Paavo Berglund's long-awaited debut with the Baltimore Symphony Orchestra in Meyerhoff Hall on Friday did not disappoint expectations. The Finnish conductor has long been celebrated as an interpreter of the works of his countryman, Jean Sibelius. It was scarcely a surprise, therefore, that the highlight of the evening was a white-hot performance of the Symphony No. 1.
This was a reading of Sibelius that had the authority that one associates with Bruno Walter's Mahler or Otto Klemperer's Beethoven. That is to say that it spoke directly, with a down-to-bone honesty and emotional force. The first movement, which grew organically from phrase to phrase, was delivered with power; the slow movement blended melancholy and nobility; and the third-movement scherzo was a breathless (and accurate) tour de force.
The final movement was the most impressive of all. This much-criticized movement may not be one of the composer's best, but one would not have guessed that from Berglund's performance. The conductor endowed it with note-to-note tensile strength, building the tension so cannily that the music roared by the time it reached its grand peroration.
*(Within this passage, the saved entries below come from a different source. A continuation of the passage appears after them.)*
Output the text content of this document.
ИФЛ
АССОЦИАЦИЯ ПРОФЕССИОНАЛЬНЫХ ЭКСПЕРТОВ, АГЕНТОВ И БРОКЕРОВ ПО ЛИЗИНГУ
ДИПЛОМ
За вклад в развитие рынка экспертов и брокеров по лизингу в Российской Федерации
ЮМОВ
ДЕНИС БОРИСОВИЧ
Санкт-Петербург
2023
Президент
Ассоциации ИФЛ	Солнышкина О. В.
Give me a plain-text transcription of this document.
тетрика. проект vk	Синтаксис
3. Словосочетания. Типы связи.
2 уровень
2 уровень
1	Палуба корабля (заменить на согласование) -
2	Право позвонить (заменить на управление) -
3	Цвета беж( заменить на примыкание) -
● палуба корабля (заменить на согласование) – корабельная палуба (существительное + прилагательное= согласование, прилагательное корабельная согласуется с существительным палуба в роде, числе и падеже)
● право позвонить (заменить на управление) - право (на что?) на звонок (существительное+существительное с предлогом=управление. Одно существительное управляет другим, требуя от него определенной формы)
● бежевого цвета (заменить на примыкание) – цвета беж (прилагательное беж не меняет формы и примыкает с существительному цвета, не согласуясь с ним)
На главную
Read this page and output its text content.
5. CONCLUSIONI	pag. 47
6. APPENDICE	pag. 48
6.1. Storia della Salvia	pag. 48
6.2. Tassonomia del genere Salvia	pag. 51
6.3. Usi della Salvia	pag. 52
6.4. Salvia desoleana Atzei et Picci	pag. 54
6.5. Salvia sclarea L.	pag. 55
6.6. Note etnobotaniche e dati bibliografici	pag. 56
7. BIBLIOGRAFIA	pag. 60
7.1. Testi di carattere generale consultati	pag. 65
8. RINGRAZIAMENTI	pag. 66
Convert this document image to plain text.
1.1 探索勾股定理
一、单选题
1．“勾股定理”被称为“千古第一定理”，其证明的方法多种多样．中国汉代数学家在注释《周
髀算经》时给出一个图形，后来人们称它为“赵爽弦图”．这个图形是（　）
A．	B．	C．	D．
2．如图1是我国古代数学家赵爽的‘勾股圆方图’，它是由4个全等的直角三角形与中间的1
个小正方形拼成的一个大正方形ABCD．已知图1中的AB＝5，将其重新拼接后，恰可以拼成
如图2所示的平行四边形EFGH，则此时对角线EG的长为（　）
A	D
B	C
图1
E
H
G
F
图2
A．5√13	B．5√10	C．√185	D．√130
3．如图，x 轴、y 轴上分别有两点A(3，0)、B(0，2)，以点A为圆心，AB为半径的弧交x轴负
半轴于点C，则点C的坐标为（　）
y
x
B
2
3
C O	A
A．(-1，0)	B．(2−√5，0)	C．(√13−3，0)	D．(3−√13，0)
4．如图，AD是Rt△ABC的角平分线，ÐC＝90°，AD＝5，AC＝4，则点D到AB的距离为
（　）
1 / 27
Although Berglund is best-known as an interpreter of Scandinavian works, his performances of Debussy's "Prelude to the Afternoon of a Faun" and of Mozart's Piano Concerto No. 4 (with soloist Stephen Prutsman) suggested that he is is just as impressive in other areas of the repertory. He maintained forward momentum in the Debussy without short-changing its dream-like atmosphere. The orchestra gave him everything for which he asked, including sensitively gauged levels of softness and lovely wind playing, particularly by BSO principal flutist Emily Controulis in the "Prelude's" famously difficult flute solo.
The performance of the Mozart concerto was also exemplary. Prutsman continues to impress as one of the finest American pianists of his generation. As his teacher, Leon Fleisher, once did, Prutsman gives us Mozart that combines elegance with power. Not the least of Prutsman's achievement's on this occasion were a slow movement that achieved poignancy without laboring, a final one that unfolded at a pace that enhanced the grim power of its successive variations and the pianist's own cadenzas, which perfectly fit Mozart's musical language.
The fine accompaniment Prutsman received from Berglund and the BSO featured a unanimity of ensemble and attention, unmarred by fussiness, to detail that made this concerto performance sound almost like a chamber- music collaboration.